Я сдался. Обрядился в «белые тапочки», брюки с узкой мотней, а пиджак по настоянию агента надел на голое тело. «Композицию» увенчала массивная цепь и «Беретта», заткнутая за пояс. Ни дать ни взять — жлобоватый криминальный нувориш эпохи «первоначального накопления капитала». Худо дело… стыд и позор… Герда поганенько хихикала, издеваясь над моим внешним видом. Вот! Даже фашисты надо мной смеются! Дожился! Смейся, смейся, Герда, посмотрим, что крутой стилист Иван Иваныч приготовил для тебя… посмотрим и посмеемся вместе.

— Ну вот, теперь ты похож на вполне приличного человека, — резюмировал агент. — С собой берешь остатки курительной смеси для перемещения и телефон не забудь, если что — звони мне.

Я засунул в карман пакетик с остатками травы и «не кокаина», а также курительную трубку, потом выудил из рюкзака отключенный мобильный, который я сунул туда перед убийством Пронина.

— Мобильный тоже на шею? Для усиления жлобского эффекта?

— Нет, на пояс над ширинкой, так, чтоб его было видно…

Я угрюмо включил телефон и присобачил его на пояс, так чтоб он торчал между полами пиджака и был виден при ходьбе. Жлоб.

Последующие полчаса агент нудно морочил мою голову, объясняя, где именно меня будет ждать Чикито Эль Дьябло, нарисовал мне схему, жестоко добивался, чтобы я ее запомнил, заставил меня нарисовать ее по памяти и лишь после этого прекратил инструктаж.

— Встречаешься с Дьябло, а дальше — по обстоятельствам…

— А Герда? Как мы встретимся?

— По обстоятельствам. Ее «выход» я подготовлю.
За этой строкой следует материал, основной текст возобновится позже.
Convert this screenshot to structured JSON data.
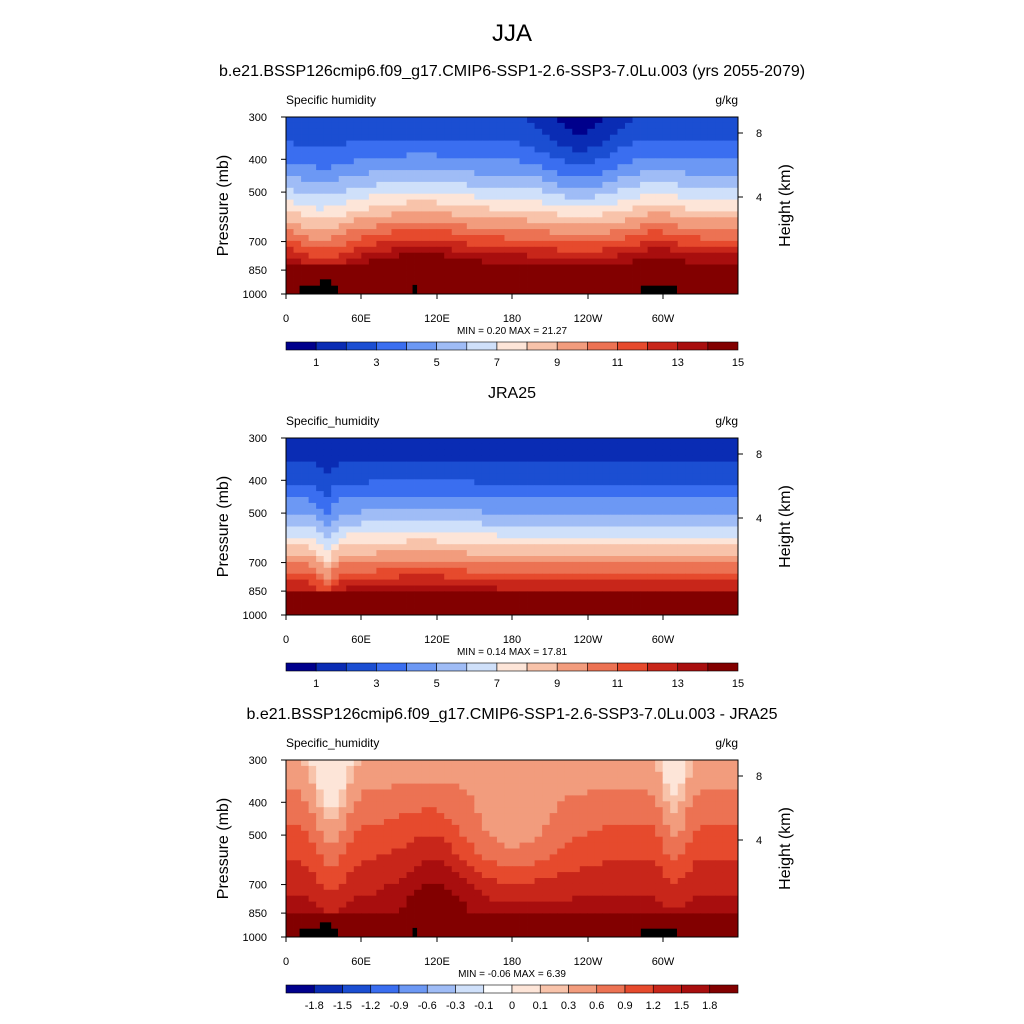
{
  "page": {
    "title": "JJA"
  },
  "chart_data": [
    {
      "type": "heatmap",
      "title": "b.e21.BSSP126cmip6.f09_g17.CMIP6-SSP1-2.6-SSP3-7.0Lu.003 (yrs 2055-2079)",
      "variable_label": "Specific humidity",
      "units": "g/kg",
      "ylabel": "Pressure (mb)",
      "ylabel_right": "Height (km)",
      "x_ticks": [
        "0",
        "60E",
        "120E",
        "180",
        "120W",
        "60W"
      ],
      "y_ticks": [
        "300",
        "400",
        "500",
        "700",
        "850",
        "1000"
      ],
      "y2_ticks": [
        "8",
        "4"
      ],
      "stats": "MIN =  0.20  MAX =  21.27",
      "colorbar_labels": [
        "1",
        "3",
        "5",
        "7",
        "9",
        "11",
        "13",
        "15"
      ],
      "colorbar_colors": [
        "#00008c",
        "#0a2cb4",
        "#1b4ed2",
        "#3a6ef0",
        "#6c98f4",
        "#9fbcf6",
        "#cfe0fa",
        "#fde5d8",
        "#f8c3aa",
        "#f29c7d",
        "#ec7253",
        "#e64a2d",
        "#c8261a",
        "#a80e0e",
        "#820000"
      ]
    },
    {
      "type": "heatmap",
      "title": "JRA25",
      "variable_label": "Specific_humidity",
      "units": "g/kg",
      "ylabel": "Pressure (mb)",
      "ylabel_right": "Height (km)",
      "x_ticks": [
        "0",
        "60E",
        "120E",
        "180",
        "120W",
        "60W"
      ],
      "y_ticks": [
        "300",
        "400",
        "500",
        "700",
        "850",
        "1000"
      ],
      "y2_ticks": [
        "8",
        "4"
      ],
      "stats": "MIN =  0.14  MAX =  17.81",
      "colorbar_labels": [
        "1",
        "3",
        "5",
        "7",
        "9",
        "11",
        "13",
        "15"
      ],
      "colorbar_colors": [
        "#00008c",
        "#0a2cb4",
        "#1b4ed2",
        "#3a6ef0",
        "#6c98f4",
        "#9fbcf6",
        "#cfe0fa",
        "#fde5d8",
        "#f8c3aa",
        "#f29c7d",
        "#ec7253",
        "#e64a2d",
        "#c8261a",
        "#a80e0e",
        "#820000"
      ]
    },
    {
      "type": "heatmap",
      "title": "b.e21.BSSP126cmip6.f09_g17.CMIP6-SSP1-2.6-SSP3-7.0Lu.003 - JRA25",
      "variable_label": "Specific_humidity",
      "units": "g/kg",
      "ylabel": "Pressure (mb)",
      "ylabel_right": "Height (km)",
      "x_ticks": [
        "0",
        "60E",
        "120E",
        "180",
        "120W",
        "60W"
      ],
      "y_ticks": [
        "300",
        "400",
        "500",
        "700",
        "850",
        "1000"
      ],
      "y2_ticks": [
        "8",
        "4"
      ],
      "stats": "MIN = -0.06  MAX =  6.39",
      "colorbar_labels": [
        "-1.8",
        "-1.5",
        "-1.2",
        "-0.9",
        "-0.6",
        "-0.3",
        "-0.1",
        "0",
        "0.1",
        "0.3",
        "0.6",
        "0.9",
        "1.2",
        "1.5",
        "1.8"
      ],
      "colorbar_colors": [
        "#00008c",
        "#0a2cb4",
        "#1b4ed2",
        "#3a6ef0",
        "#6c98f4",
        "#9fbcf6",
        "#cfe0fa",
        "#ffffff",
        "#fde5d8",
        "#f8c3aa",
        "#f29c7d",
        "#ec7253",
        "#e64a2d",
        "#c8261a",
        "#a80e0e",
        "#820000"
      ]
    }
  ]
}
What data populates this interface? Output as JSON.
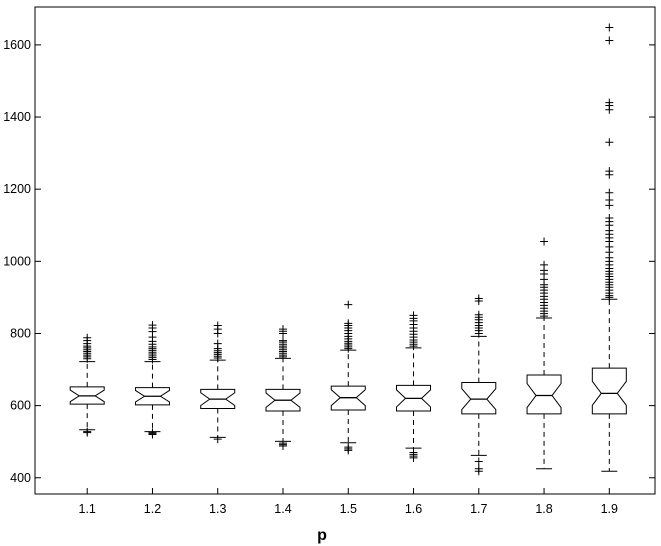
{
  "chart_data": {
    "type": "boxplot",
    "xlabel": "p",
    "ylabel": "",
    "title": "",
    "ylim": [
      355,
      1705
    ],
    "yticks": [
      400,
      600,
      800,
      1000,
      1200,
      1400,
      1600
    ],
    "grid": false,
    "notched": true,
    "colors": {
      "box": "#000000",
      "median": "#000000",
      "outlier": "#000000",
      "background": "#ffffff"
    },
    "categories": [
      "1.1",
      "1.2",
      "1.3",
      "1.4",
      "1.5",
      "1.6",
      "1.7",
      "1.8",
      "1.9"
    ],
    "boxes": [
      {
        "category": "1.1",
        "whisker_low": 533,
        "q1": 604,
        "median": 627,
        "q3": 652,
        "whisker_high": 722,
        "outliers": [
          525,
          528,
          730,
          735,
          740,
          745,
          750,
          755,
          760,
          765,
          772,
          780,
          788
        ]
      },
      {
        "category": "1.2",
        "whisker_low": 528,
        "q1": 602,
        "median": 626,
        "q3": 650,
        "whisker_high": 722,
        "outliers": [
          520,
          523,
          526,
          728,
          733,
          738,
          743,
          748,
          753,
          758,
          763,
          770,
          778,
          790,
          805,
          815,
          823
        ]
      },
      {
        "category": "1.3",
        "whisker_low": 512,
        "q1": 592,
        "median": 618,
        "q3": 645,
        "whisker_high": 726,
        "outliers": [
          507,
          732,
          737,
          742,
          747,
          752,
          758,
          772,
          800,
          812,
          822
        ]
      },
      {
        "category": "1.4",
        "whisker_low": 501,
        "q1": 585,
        "median": 615,
        "q3": 645,
        "whisker_high": 731,
        "outliers": [
          488,
          492,
          496,
          735,
          740,
          745,
          750,
          755,
          760,
          765,
          770,
          776,
          780,
          800,
          806,
          812
        ]
      },
      {
        "category": "1.5",
        "whisker_low": 497,
        "q1": 588,
        "median": 622,
        "q3": 654,
        "whisker_high": 754,
        "outliers": [
          476,
          480,
          485,
          758,
          763,
          768,
          773,
          778,
          785,
          792,
          800,
          808,
          815,
          822,
          828,
          880
        ]
      },
      {
        "category": "1.6",
        "whisker_low": 482,
        "q1": 585,
        "median": 620,
        "q3": 656,
        "whisker_high": 760,
        "outliers": [
          455,
          460,
          465,
          470,
          765,
          770,
          776,
          782,
          790,
          798,
          806,
          815,
          825,
          835,
          842,
          850
        ]
      },
      {
        "category": "1.7",
        "whisker_low": 462,
        "q1": 577,
        "median": 618,
        "q3": 664,
        "whisker_high": 792,
        "outliers": [
          418,
          425,
          445,
          800,
          808,
          815,
          822,
          830,
          838,
          845,
          852,
          890,
          897
        ]
      },
      {
        "category": "1.8",
        "whisker_low": 425,
        "q1": 577,
        "median": 628,
        "q3": 685,
        "whisker_high": 843,
        "outliers": [
          848,
          855,
          862,
          870,
          878,
          886,
          895,
          903,
          912,
          920,
          928,
          935,
          950,
          965,
          975,
          990,
          1055
        ]
      },
      {
        "category": "1.9",
        "whisker_low": 418,
        "q1": 577,
        "median": 634,
        "q3": 704,
        "whisker_high": 895,
        "outliers": [
          900,
          905,
          912,
          920,
          928,
          935,
          942,
          950,
          958,
          965,
          972,
          980,
          990,
          1000,
          1010,
          1025,
          1040,
          1055,
          1065,
          1075,
          1085,
          1100,
          1110,
          1120,
          1155,
          1170,
          1190,
          1240,
          1250,
          1330,
          1420,
          1432,
          1440,
          1612,
          1648
        ]
      }
    ]
  }
}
— А я ее узнаю после твоей «подготовки»? Я себя-то с трудом узнаю, а Герду, скажем, в лиловой юбчонке и казахских косичках могу и не узнать…

— Она тебя узнает сама, не переживай.

— Успокоил, имперсонатор хренов… Все. Я готов ехать. Герда, если вдруг что, знай: ты — самое лучшее, что со мной когда-либо случалось…

— Пряфда?

— Пряфда.

***

Я спустился в паркинг и отыскал указанный агентом прокатный автомобиль «Жигули» шестой модели, на вид — типичное «Пежо 406», но какая, в самом деле, разница? Мотор завелся с пол-оборота, и я покатил на место встречи.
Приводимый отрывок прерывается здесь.